Story sebagai sebuah album berusaha menampilkan dua sisi realita kehidupan manusia, sisi baik yang menggambarkan kehidupan penuh warna, kebahagiaan, dan sukacita, dan bagian lainnya menggambarkan kehidupan gelap yang dipenuhi rasa hampa dan putus asa. 

“Penggambaran dua sisi kehidupan yang kontradiktif dari album pertama kami (Story) bertujuan untuk mempersembahkan beragam kisah dari berbagai situasi senang dan sulit terutama di masa pandemi seperti ini," kata Erka, vokalis Everlook.

Cerita dalam Pandemi

Project musik Everlook sendiri terbentuk sejak tahun 2019 lalu.
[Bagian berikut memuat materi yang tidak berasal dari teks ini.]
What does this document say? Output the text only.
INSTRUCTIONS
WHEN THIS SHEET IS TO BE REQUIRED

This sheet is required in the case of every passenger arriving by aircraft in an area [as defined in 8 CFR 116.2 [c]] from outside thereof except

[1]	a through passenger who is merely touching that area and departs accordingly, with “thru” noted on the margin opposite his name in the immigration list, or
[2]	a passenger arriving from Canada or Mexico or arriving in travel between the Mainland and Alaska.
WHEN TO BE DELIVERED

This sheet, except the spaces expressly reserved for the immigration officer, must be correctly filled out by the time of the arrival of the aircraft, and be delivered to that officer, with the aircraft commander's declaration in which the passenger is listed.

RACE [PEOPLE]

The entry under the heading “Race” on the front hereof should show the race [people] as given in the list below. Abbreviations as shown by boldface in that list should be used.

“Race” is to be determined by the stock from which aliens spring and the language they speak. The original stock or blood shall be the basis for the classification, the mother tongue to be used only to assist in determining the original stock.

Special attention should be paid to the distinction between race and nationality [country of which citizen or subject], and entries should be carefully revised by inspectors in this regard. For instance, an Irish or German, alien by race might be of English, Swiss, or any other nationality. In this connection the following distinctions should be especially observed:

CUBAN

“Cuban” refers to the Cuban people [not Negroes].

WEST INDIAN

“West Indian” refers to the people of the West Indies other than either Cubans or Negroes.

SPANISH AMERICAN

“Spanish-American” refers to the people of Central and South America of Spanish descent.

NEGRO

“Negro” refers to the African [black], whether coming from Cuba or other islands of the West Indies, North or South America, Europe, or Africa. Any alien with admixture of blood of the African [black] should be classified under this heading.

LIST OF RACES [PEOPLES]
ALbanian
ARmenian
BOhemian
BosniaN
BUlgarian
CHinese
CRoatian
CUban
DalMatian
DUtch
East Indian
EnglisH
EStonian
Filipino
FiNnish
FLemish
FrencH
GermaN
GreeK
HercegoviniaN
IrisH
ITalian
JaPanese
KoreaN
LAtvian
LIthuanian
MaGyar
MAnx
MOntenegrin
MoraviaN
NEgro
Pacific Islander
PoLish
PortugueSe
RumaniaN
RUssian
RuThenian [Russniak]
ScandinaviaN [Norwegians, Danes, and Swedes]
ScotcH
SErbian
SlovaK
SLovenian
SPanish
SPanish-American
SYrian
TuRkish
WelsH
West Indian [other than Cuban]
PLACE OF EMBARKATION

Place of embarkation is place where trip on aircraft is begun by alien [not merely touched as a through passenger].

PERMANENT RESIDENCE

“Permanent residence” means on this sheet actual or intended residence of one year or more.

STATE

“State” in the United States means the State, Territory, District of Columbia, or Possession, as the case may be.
Dan di masa pandemi ini, justru jadi kesempatan bagi mereka untuk produktif dan melempar album pertama.

“Situasi saat ini memang sulit, bahkan untuk tahu bagaimana kabar orang terdekat kita hanya bisa berbicara melalui telepon atau chatting. Di acara seperti perkawinan atau pergaulan yang biasanya dipenuhi dengan kebahagiaan dan cinta pun masih ada sisi sulit dan gelapnya, dibatas-batasi oleh protokol ini dan itu. Kita lebih sering terhubung dengan dunia maya. Jadi saya berharap "Story" ini dapat menemani dan mewakili berbagai macam emosi yang kita rasakan setiap hari baik yang positif maupun negatif sebagai bagian dari perasaan manusia," kata gitaris Everlook, Danau.

 
 
 
View this post on Instagram

A post shared by everlook. (@everlook.project)

Dua Sisi

Sebagaimana konsep dualisme yang diusung, album ini terbagi menjadi dua. Bagian pertama dari “Story” menceritakan keindahan percintaan, ekspresi tulus, dan energi positif kehidupan. Album dibuka dengan Intro dan Running Out of Time. Diikuti lagu berikutnya berlirik “nyentrik” pada Hold On, My Love, dan Ekepupu.

Pada bagian kedua album, menggambarkan perspektif yang lebih realistis dan pragmatis dari berbagai emosi melalui Prayer of a Lover. Dilanjutkan dengan lagu yang terinspirasi dari kehidupan keluarga Erka, Come Again/Castaway. Bagian kedua album membawa pendengar berorientasi dalam suasana yang berbeda dengan menyisipkan Interlude sebagai “jeda”. Pada bagian akhir album, Everlook berpesan kepada pendengarnya untuk menerima setiap perasaan yang hadir, menafsirkannya kembali, dan perlahan menyadari emosi/perasaan manusia yang rumit.